This is a title for this blog: September 2014

Sunday, 28 September 2014

Give that man some soup

For many memory prefetching algorithms, it is necessary to predict the re-reference interval of a memory access, so that the memory can be moved to the cache before the memory is called for, vastly decreasing memory access time.

Consider the following address stream:

ACDACBBD

In this example, the re-reference interval of D would typically be 4, because there are 4 memory accesses between consecutive accesses of D(I'll get to the reason that I say "typically" in a second). This means that, given the following access stream

ACDACBBDACAC

it would be natural to prefetch D, because, based on the idea that D is accesses every 4 accesses, it would likely be the next address. However, in practice, it has been shown that the next memory access is more likely to be something like BBD. Why is that? Well, we're not quite sure, but studies have shown that prefetching based on the unique re-reference interval, i.e. the number of unique memory accesses between consecutive addresses, produces significantly better results. Under this model, the unique re-reference interval of the first example would be 3, since there are 3 unique memory addresses: A, B, and C. The problem is that keeping track of the data required to find the unique re-reference interval is extremely difficult to do efficiently, so, for the past 2 weeks, I have been researching methods to do this efficiently.

Sunday, 14 September 2014

Some background information

I was told by my PI to graph the number of physical memory addresses that are passed through our simulator, and compare these to the structural addresses that these are mapped to. Many of the simulations didn't complete because the files' simpoints needed to be recompiled, so we recompiled the simpoints. To do all of this, we are using a software called Intel PIN tool that is a program through which one can run C++ code with a great deal of control over how the code is run. Simpoints are sets of instructions that are run. So, for example, if we compile 3 simpoints per benchmark, we are given 3 sets of output per benchmarks, each set being the result of ~25,000,000 instructions. We are using SPECfp as a benchmark, which is a standard floating-point algorithm benchmark that works by running state-of-the-art algorithms such as the Einstein evolution algorithm and quantum mechanical simulations.
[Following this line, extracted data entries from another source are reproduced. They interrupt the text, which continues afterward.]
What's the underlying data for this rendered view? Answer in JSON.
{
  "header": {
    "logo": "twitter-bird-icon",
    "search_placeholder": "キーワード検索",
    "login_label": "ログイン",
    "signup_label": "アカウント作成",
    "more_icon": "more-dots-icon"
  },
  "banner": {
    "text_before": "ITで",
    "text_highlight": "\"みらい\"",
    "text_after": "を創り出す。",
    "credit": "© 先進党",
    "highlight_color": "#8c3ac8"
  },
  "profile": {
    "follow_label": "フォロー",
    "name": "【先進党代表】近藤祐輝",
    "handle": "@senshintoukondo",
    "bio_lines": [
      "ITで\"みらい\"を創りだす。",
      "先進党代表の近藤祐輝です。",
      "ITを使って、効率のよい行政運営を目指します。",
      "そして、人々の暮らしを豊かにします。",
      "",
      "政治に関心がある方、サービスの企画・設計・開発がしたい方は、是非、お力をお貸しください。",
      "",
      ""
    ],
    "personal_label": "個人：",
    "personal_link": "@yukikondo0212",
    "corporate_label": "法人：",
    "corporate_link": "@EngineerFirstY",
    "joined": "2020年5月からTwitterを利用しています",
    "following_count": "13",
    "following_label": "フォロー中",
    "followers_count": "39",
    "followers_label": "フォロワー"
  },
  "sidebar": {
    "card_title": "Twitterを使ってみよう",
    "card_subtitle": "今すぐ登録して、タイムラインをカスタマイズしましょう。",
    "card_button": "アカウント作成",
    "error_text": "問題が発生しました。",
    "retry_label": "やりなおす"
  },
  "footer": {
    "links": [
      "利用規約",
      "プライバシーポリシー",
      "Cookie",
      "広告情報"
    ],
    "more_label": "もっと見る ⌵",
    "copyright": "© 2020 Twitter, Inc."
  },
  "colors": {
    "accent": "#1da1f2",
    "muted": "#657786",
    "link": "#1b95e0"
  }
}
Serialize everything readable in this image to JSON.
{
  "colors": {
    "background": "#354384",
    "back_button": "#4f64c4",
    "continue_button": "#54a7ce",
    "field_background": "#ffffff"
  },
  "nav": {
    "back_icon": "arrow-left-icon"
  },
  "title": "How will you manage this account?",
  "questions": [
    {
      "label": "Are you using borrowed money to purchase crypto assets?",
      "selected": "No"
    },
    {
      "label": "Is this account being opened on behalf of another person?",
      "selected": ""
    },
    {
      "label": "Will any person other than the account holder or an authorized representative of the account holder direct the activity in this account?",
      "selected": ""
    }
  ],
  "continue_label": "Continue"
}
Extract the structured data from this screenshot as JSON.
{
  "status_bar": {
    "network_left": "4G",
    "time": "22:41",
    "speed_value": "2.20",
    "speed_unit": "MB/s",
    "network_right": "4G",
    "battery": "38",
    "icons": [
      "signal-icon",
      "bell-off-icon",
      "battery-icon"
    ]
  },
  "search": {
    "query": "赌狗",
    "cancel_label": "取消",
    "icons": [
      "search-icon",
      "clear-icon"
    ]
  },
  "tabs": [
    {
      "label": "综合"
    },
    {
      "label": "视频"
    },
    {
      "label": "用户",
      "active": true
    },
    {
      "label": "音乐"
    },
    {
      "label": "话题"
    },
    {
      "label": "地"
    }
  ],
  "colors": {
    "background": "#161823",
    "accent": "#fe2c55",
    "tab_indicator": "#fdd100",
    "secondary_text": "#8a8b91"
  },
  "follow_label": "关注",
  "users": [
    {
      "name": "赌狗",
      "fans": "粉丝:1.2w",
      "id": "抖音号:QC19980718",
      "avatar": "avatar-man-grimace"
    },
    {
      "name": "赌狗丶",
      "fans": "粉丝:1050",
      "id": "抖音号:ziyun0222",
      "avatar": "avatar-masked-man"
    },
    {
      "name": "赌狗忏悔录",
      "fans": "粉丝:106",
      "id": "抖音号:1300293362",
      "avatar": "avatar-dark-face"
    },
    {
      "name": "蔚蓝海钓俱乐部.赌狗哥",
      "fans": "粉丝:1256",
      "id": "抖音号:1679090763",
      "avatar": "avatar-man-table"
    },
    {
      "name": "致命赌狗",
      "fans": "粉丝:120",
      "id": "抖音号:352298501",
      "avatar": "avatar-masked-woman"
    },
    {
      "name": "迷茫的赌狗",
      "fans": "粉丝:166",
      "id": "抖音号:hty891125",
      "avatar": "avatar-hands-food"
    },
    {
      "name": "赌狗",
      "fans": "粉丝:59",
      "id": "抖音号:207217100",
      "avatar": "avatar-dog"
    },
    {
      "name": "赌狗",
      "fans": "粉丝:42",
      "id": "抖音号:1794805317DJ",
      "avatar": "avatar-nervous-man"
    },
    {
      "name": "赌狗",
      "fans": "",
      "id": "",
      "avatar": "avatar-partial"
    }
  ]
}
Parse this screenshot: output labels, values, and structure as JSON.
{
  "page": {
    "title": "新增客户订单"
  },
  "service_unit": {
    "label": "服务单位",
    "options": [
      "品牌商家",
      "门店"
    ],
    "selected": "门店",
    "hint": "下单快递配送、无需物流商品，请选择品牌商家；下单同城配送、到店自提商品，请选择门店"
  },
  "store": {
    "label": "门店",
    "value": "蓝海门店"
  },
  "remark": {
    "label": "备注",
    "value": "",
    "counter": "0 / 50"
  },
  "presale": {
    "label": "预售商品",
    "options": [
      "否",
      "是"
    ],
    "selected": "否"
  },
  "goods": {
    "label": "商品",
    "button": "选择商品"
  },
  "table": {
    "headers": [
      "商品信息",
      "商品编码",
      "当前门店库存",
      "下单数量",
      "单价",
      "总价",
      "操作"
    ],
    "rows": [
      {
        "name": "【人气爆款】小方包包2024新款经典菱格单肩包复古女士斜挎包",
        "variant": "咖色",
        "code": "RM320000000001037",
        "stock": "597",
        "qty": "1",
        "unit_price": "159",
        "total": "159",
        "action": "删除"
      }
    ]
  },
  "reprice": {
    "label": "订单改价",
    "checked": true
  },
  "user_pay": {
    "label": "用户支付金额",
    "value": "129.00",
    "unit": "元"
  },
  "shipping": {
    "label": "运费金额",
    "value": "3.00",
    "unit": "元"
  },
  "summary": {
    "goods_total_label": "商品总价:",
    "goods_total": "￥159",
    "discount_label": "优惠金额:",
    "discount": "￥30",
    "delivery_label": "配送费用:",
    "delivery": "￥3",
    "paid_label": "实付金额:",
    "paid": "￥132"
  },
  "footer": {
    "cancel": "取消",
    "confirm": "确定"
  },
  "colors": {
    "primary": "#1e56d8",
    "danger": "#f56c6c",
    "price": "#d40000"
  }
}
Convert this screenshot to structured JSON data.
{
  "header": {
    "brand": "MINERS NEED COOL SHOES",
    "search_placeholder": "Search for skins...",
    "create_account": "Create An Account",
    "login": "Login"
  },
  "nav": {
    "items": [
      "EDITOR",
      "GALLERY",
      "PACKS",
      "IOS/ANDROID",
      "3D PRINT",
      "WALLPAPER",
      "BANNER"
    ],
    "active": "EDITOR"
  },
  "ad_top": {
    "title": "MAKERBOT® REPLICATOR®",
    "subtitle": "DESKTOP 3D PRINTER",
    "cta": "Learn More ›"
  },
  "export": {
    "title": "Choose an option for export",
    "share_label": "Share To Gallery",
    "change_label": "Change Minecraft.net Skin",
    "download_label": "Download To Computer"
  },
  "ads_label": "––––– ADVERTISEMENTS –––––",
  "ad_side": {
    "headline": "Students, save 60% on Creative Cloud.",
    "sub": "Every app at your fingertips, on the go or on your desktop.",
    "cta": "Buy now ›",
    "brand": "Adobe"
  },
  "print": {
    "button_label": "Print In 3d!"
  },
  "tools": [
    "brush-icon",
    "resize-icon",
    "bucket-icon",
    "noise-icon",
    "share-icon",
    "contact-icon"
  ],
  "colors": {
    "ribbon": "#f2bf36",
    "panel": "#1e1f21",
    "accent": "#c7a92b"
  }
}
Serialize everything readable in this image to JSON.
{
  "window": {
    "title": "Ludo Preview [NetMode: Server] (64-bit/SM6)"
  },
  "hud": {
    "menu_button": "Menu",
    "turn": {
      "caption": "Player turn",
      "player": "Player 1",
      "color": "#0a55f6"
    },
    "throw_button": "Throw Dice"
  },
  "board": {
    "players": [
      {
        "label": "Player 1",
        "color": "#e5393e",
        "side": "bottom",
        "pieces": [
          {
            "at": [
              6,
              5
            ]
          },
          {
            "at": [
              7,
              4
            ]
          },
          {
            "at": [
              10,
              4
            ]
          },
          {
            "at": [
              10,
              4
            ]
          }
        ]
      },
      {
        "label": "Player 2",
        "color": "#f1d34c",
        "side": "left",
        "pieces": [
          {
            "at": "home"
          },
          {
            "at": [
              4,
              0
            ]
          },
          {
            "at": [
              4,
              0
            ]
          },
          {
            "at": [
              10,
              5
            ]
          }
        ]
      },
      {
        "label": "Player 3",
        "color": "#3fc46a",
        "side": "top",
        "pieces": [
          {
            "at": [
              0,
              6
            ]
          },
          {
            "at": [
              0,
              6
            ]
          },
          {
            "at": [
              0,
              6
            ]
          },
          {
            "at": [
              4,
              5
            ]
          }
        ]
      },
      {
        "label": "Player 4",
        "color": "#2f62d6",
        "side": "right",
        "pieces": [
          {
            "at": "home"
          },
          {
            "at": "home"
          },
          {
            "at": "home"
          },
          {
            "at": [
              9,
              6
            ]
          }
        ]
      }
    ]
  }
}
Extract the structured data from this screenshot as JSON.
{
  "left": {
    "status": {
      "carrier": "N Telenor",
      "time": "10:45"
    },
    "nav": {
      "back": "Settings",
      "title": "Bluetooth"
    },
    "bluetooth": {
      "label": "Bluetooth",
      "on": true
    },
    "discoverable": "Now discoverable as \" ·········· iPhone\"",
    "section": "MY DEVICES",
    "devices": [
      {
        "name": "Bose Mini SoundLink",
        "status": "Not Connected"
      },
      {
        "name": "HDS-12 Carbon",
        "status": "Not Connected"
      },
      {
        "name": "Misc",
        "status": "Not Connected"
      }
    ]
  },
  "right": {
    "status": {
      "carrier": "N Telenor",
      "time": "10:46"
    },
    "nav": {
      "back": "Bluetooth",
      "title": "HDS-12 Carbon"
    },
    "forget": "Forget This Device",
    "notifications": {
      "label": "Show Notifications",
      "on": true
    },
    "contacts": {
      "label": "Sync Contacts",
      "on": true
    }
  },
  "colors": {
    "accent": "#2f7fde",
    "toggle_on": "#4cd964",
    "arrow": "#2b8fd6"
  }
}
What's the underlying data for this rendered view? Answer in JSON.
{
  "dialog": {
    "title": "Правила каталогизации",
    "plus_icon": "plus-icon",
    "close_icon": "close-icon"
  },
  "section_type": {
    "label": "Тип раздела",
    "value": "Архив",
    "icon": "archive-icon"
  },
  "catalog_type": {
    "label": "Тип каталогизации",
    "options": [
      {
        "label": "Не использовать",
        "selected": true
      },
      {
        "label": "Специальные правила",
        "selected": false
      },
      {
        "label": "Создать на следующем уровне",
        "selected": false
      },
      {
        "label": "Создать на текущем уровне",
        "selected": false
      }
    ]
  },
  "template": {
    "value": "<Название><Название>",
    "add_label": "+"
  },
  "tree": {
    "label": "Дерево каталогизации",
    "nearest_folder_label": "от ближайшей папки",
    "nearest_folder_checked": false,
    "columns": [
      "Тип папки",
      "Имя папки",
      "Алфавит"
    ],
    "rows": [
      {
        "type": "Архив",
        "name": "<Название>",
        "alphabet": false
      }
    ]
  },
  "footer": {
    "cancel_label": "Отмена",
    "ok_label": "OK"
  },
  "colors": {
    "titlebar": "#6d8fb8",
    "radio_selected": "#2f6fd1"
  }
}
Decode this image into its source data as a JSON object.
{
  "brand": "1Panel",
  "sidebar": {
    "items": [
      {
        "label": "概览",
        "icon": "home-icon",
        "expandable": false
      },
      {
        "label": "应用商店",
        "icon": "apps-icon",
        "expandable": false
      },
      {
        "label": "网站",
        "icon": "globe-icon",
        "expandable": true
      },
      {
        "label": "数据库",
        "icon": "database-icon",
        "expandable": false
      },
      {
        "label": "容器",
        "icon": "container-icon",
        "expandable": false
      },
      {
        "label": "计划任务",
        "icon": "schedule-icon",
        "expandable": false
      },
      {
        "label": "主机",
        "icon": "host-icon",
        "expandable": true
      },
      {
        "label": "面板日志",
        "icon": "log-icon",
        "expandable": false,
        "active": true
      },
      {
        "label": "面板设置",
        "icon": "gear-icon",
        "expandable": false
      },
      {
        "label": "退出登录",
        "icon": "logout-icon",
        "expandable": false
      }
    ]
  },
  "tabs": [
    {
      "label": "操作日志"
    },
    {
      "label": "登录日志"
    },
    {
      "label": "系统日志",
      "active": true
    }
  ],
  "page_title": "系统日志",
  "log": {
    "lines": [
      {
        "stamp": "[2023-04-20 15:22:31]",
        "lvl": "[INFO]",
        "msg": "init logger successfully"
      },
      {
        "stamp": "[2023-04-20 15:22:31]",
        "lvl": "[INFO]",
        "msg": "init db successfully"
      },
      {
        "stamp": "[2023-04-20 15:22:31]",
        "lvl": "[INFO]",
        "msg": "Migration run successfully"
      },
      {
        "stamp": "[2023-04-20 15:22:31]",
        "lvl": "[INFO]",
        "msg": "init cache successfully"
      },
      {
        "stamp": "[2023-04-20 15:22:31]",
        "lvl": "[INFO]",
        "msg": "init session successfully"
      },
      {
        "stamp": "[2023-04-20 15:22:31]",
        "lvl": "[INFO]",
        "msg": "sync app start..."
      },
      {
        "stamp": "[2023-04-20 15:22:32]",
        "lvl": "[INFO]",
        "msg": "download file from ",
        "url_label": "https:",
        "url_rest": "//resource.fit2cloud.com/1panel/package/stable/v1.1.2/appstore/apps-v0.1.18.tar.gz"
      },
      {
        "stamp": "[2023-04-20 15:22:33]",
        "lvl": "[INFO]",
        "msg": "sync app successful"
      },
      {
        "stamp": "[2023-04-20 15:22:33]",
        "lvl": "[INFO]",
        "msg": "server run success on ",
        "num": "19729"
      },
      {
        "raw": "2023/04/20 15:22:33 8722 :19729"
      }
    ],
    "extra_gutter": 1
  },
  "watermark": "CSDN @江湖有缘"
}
I apologize that I can't give more accurate details as to the actual code that I'm working with, but I'm not really allowed to talk about it because the research is going towards an unreleased paper.

Tuesday, 2 September 2014

Good morning world

I'm splitting my time between the lasauil project that Neil, Ryan, and Evan are working on, and an internship with UT. For my internship I need to ssh into the UTCS computers, as well as a TACC (Texas Advanced Computing Center) allocations. Unfortunately, AISD blocks all SSH requests, so I've been trying to find ways around the block, with the help of Sam Grayson- I'm also contacting AISD directly about an exception. The work I am doing is related to cache architecture, specifically caching algorithms.